第305章 一人の友人

田中慎治は傍らに立ち、宮本深の指示を待っていた。

宮本深は何も言わず、手を伸ばしてライターを探したが、しばらく探しても見つからなかった。

田中慎治はポケットからライターを取り出して彼のタバコに火をつけた。

宮本深はタバコを一気に吸い込み、その顔には沈黙と陰鬱な表情が浮かび、指の間の火花さえも微かに震えていた。

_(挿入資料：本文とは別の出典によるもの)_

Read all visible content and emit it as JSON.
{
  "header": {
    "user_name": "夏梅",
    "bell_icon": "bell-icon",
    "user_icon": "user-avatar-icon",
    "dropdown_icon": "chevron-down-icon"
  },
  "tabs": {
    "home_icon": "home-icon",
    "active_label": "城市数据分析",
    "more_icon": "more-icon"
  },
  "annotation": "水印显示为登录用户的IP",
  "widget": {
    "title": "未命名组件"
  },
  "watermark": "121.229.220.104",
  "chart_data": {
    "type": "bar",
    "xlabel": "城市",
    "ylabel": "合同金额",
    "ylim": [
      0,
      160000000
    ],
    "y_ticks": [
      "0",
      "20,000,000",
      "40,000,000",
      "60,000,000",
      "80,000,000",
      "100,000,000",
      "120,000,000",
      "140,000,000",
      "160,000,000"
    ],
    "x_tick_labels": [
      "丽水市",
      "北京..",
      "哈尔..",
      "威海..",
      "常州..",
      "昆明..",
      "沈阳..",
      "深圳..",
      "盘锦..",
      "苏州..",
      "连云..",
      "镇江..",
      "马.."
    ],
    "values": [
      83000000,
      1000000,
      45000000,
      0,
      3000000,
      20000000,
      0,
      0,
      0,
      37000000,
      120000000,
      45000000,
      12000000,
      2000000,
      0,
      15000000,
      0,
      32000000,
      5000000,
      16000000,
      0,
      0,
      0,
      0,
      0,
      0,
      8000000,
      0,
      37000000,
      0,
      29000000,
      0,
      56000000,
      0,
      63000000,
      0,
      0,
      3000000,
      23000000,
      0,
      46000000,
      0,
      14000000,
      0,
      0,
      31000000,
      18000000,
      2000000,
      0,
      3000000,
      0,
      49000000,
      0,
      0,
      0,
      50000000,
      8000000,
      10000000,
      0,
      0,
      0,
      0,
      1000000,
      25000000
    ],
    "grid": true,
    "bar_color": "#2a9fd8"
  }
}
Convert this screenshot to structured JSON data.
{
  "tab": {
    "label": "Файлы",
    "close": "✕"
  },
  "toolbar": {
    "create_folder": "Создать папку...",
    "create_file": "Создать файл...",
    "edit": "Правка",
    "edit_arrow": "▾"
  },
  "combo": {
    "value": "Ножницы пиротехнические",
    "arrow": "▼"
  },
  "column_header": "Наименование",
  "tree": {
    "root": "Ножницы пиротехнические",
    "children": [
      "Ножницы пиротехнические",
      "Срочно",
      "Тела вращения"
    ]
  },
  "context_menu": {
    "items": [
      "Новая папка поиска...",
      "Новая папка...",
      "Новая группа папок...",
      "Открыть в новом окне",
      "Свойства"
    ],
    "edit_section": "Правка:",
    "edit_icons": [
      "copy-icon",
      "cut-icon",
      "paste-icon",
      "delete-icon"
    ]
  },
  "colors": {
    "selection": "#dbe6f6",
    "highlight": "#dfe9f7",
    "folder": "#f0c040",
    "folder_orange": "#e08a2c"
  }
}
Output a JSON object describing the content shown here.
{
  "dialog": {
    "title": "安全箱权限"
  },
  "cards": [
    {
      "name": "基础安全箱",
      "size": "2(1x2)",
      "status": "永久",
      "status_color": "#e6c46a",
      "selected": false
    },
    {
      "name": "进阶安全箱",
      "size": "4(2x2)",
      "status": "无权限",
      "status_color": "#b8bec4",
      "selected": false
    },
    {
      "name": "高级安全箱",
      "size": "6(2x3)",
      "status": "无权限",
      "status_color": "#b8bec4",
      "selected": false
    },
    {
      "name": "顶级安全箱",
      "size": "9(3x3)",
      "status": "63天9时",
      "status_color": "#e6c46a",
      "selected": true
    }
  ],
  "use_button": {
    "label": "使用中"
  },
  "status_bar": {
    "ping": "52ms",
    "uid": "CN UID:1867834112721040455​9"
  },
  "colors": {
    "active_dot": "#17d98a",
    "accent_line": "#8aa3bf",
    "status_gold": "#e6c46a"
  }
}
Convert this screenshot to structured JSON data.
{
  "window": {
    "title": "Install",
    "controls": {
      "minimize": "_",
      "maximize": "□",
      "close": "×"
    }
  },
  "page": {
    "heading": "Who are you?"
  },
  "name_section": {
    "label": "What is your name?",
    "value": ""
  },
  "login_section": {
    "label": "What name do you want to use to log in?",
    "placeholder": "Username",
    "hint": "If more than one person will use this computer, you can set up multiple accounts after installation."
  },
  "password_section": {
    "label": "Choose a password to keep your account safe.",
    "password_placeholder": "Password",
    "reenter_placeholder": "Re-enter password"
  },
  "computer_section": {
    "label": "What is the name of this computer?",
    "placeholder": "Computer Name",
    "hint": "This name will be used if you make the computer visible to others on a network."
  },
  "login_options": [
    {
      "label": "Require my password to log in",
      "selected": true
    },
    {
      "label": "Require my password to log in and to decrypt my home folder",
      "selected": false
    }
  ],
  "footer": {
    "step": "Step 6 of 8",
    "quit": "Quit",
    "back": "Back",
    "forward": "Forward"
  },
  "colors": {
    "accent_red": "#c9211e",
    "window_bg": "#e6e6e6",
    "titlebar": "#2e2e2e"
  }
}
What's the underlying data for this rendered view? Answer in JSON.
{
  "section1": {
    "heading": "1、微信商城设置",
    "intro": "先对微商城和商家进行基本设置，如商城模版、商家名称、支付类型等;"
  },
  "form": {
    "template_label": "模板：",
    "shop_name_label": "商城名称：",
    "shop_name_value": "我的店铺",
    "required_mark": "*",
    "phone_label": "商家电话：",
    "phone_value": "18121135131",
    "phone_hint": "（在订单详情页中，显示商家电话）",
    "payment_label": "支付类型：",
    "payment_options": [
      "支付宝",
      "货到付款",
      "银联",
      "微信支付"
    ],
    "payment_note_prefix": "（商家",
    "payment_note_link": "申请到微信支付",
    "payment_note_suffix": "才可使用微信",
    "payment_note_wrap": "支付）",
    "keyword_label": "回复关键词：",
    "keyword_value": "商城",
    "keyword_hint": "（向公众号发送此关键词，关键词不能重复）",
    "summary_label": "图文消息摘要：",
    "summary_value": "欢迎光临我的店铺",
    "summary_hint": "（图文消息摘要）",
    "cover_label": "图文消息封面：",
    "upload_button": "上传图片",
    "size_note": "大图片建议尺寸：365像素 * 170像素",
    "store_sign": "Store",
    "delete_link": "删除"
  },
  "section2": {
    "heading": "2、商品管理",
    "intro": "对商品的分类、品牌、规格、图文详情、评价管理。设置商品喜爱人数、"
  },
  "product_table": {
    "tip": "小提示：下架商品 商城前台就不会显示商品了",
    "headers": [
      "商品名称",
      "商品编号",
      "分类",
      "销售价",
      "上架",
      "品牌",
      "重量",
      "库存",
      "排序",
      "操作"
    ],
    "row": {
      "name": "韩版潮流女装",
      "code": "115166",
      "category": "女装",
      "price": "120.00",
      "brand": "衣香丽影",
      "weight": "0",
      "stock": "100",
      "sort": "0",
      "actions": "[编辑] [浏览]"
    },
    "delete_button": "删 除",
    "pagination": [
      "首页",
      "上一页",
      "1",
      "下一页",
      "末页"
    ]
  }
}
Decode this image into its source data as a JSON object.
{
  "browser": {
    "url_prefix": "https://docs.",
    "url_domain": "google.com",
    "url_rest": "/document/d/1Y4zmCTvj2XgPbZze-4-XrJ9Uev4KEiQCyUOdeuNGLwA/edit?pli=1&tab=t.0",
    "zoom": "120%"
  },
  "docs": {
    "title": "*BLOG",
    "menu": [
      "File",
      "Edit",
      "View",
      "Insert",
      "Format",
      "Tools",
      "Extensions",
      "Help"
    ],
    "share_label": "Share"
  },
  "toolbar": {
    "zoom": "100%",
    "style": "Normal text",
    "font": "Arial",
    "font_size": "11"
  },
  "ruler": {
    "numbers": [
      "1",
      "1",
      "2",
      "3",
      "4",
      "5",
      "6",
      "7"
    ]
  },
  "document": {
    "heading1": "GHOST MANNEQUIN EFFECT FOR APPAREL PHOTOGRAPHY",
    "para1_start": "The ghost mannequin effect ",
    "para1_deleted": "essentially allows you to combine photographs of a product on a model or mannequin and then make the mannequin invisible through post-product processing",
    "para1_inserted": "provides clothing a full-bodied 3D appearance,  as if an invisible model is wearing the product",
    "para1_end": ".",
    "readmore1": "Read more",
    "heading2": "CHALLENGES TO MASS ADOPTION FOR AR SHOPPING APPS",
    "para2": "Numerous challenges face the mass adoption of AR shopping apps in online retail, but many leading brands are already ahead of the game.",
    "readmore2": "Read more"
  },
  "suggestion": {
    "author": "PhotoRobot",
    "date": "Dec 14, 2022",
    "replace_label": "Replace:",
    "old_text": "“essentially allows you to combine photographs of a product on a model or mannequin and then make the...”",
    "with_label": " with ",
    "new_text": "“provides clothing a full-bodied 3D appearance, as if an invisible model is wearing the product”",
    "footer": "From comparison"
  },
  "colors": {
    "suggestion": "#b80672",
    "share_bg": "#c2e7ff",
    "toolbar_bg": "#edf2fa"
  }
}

しばらくして、彼はようやく薄い煙越しにゆっくりと口を開いた。「行ってくれ」

「はい」

田中慎治は心配そうに宮本深を一瞥してから、木村悦子を探しに行った。

しかし木村悦子のオフィスには誰もいなかった。

電話をかけてみると、彼女は外来棟で病院のイベントを手伝っていることがわかった。

向こうはかなり騒がしく、木村悦子は叫ぶようにしてやっと会話ができる状態で、このような状況では話し合いは無理だった。

田中慎治は彼女を探しに行くと言って電話を切った。

外来棟に着くと、朝はまだ晴れていた天気が突然の大雨に変わった。

田中慎治は眉をひそめ、木村悦子を探しに行こうとしたとき、一台の車が止まった。

「やあ、田中アシスタント」

車の窓がわずかに開き、その声を聞いた田中慎治はすでにイライラし始めていた。

山田照夫だ。

彼は窓を下げ、後部座席の二人を見せた。

桑田剛と林知恵だった。

田中慎治が挨拶する前に、林知恵は突然スマホを持って嬉しそうに叫び、桑田剛の手をつかんだ。

「あっ!私が一番行きたかった学校からオンライン面接のお知らせが来たわ!あの学校がどれだけ難関か知ってる?たくさんの人に相談してやっと応募する勇気が出たのに、まさか返事がもらえるなんて」

「その学校はちょっと遠いな」桑田剛は返信メールを見た。

林知恵はすぐに我に返り、自分の反応が興奮しすぎていたことに気づいた。

彼女は以前、桑田剛が選んだ学校に行くと約束していたのだ。

「実際、面接に通るかどうかもわからないし」

「僕のことは考えなくていい。君の将来が一番大事だから」桑田剛は笑った。

「ありがとう、後でご馳走するわ」

林知恵はあまりにも嬉しくて、言い終わってから窓際にまだ田中慎治が立っていることに気づいた。

彼を見ると、どうしても某人のことを思い出してしまう。